Okay, perhaps I am being rather harsh on Bernie again. Freddie deBoer critiques exactly what I'm doing right now, writing:

The "first world problems/white people's problems" critiques have always been double edged swords. It's of course a relevant left-wing project to get people to understand their own comfort in relation to others, especially for Americans. Obviously, I agree with the notion that you should be more concerned with deep problems of structural inequality than of the petty indignities we all deal with. And this type of issue strikes me as one of the places where the kind of social pressure that the left uses so universally now can really be effective.

But the downside is that, first, it's political suicide to tell people that their problems aren't real problems; I can't think of an easier way to turn someone off from your message. Second, and maybe even more importantly, if we’re not careful about how we use it, it prompts just the sort of race to the bottom I'm talking about. When I was arguing in favor of Fight for $15 on Twitter a few months ago, someone said something like, "Hey, this is a first world problem -- they could be making pennies in a Bangladesh factory." Always remember: everybody gets to use the same argumentative tools. Don't do their work for them.

(...)

So.

I acknowledge that the real challenges of living in American poverty are large, and that considering them in relation to the real challenges of living in global poverty elides the lives of many people -- disproportionately voiceless -- who are actually suffering. I certainly do not mean to proscribe speaking out against exploitation and material poverty wherever it exists, and do not level my critique with the goal of decreasing the amount that we, as a nation, discuss poverty in its myriad forms. Sanders's critique of neoliberal America is one that deserves to be heard, to be debated, and to be elevated to the national stage.
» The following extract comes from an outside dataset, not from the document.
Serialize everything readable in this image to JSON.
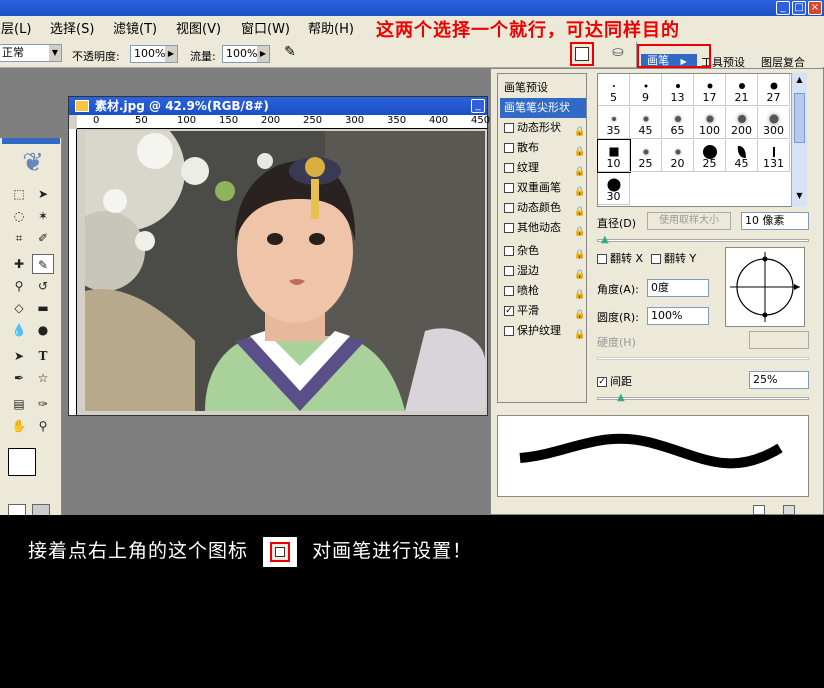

And I understand that the American Presidency is an office perhaps comparatively advantaged in improving the lives of Americans experiencing poverty, and that the media frenzy that is the modern-day presidential election is in many ways an excellent time to amplify an ongoing discussion about expansive, visionary political possibilities that can take our country down a better path.
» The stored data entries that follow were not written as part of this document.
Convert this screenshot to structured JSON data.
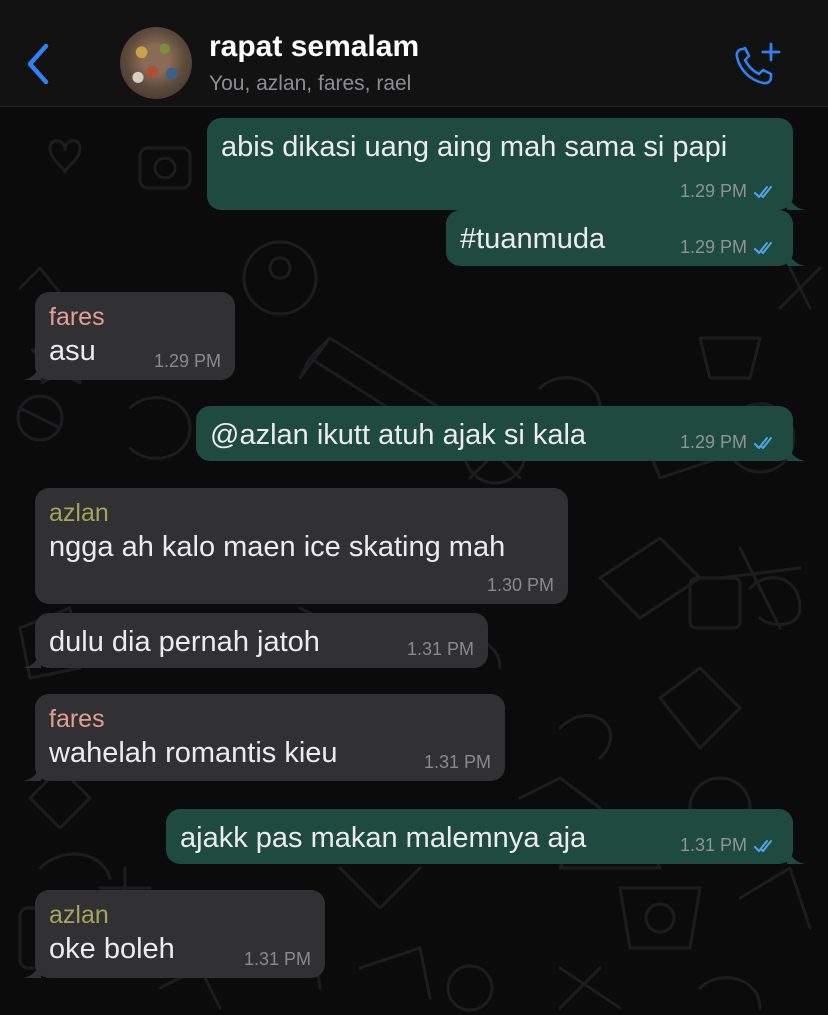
{
  "header": {
    "back_icon": "chevron-left-icon",
    "title": "rapat semalam",
    "subtitle": "You, azlan, fares, rael",
    "call_icon": "phone-add-icon",
    "accent": "#2f82f0"
  },
  "colors": {
    "outgoing_bubble": "#1f4a3f",
    "incoming_bubble": "#313133",
    "fares_name": "#e39f91",
    "azlan_name": "#a7a35c",
    "read_ticks": "#4fa6e8"
  },
  "messages": [
    {
      "direction": "out",
      "text": "abis dikasi uang aing mah sama si papi",
      "time": "1.29 PM",
      "status": "read"
    },
    {
      "direction": "out",
      "text": "#tuanmuda",
      "time": "1.29 PM",
      "status": "read"
    },
    {
      "direction": "in",
      "sender": "fares",
      "text": "asu",
      "time": "1.29 PM"
    },
    {
      "direction": "out",
      "text": "@azlan ikutt atuh ajak si kala",
      "time": "1.29 PM",
      "status": "read"
    },
    {
      "direction": "in",
      "sender": "azlan",
      "text": "ngga ah kalo maen ice skating mah",
      "time": "1.30 PM"
    },
    {
      "direction": "in",
      "text": "dulu dia pernah jatoh",
      "time": "1.31 PM"
    },
    {
      "direction": "in",
      "sender": "fares",
      "text": "wahelah romantis kieu",
      "time": "1.31 PM"
    },
    {
      "direction": "out",
      "text": "ajakk pas makan malemnya aja",
      "time": "1.31 PM",
      "status": "read"
    },
    {
      "direction": "in",
      "sender": "azlan",
      "text": "oke boleh",
      "time": "1.31 PM"
    }
  ]
}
But please, oh please, oh please could we have a progressive candidate whose plan for lifting the poorest Americans out of our version of poverty does not rely on turning our collective backs on the global poor? Could we please not have a progressive candidate who, when asked about balancing domestic programs and foreign aid, responds that "as a United States senator in Vermont, my first obligation is to make certain kids in my state and kids all over this country have the ability to go to college"?

Can Bernie Sanders please not be the face of American socialism? I want to believe that America can support a strong political left, with empathy for human beings -- not just Americans -- and I do not want the face of that movement to respond to the question of "How do you balance the idea of the nation-state with poverty abroad?" with a shameless dodge into an excuse to talk more about the plight of the American middle class.


(4)

This post is not an endorsement of Donald Trump -- I'm certain that his quote is no more than classic Trump "I'm the businessman; I can do everything, including fixing the healthcare crisis so hard..." He really believes it, though:

And if I lose votes for that, I don’t really care. Because you have to take care of poor people, you have to take -- I mean, think of yourself. You’re really sick, and you’re not allowed to see a doctor; I mean, it’s almost like, sort of, that’s you’re being in hell. So we have to take care of people that are poor. We have to do it.
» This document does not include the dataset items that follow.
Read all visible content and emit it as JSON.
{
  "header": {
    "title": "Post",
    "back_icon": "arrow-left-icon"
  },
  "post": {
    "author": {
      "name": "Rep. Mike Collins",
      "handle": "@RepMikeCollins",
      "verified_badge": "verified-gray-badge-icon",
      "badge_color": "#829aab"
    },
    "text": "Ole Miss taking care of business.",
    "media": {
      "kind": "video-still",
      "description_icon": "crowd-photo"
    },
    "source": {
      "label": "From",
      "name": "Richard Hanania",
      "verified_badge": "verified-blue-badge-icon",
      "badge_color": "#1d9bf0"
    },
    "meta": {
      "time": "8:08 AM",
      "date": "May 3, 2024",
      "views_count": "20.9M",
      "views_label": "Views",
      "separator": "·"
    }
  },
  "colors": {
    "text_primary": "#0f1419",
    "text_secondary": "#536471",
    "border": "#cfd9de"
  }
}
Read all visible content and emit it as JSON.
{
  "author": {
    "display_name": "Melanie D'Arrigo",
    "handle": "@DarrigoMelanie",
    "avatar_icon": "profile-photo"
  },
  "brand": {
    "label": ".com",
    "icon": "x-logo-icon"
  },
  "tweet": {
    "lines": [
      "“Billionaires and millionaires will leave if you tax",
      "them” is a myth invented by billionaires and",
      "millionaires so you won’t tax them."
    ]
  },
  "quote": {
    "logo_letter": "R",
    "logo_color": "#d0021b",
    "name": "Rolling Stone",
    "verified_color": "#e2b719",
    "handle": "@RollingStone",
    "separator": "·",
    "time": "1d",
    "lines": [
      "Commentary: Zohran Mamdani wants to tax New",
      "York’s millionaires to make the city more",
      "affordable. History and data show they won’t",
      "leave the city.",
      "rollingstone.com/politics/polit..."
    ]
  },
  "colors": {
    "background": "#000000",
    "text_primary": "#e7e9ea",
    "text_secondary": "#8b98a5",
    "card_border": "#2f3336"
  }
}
And we can make a plan, we can work a deal -- I can work a deal with hospitals that will be great for everybody, and they’ll be able to go there, and you’re not gonna want to do that, and it won’t be pretty, it won’t be as nice as the other, but at least they’re being taken care of.

(...)

But, to head off the critics: Yes, I'm cherry-picking what are probably the nicest parts of Trump and the meanest parts of Sanders. But it's never a bad time to be reminded that our political enemies are never entirely evil, and that our political icons are never entirely infallible.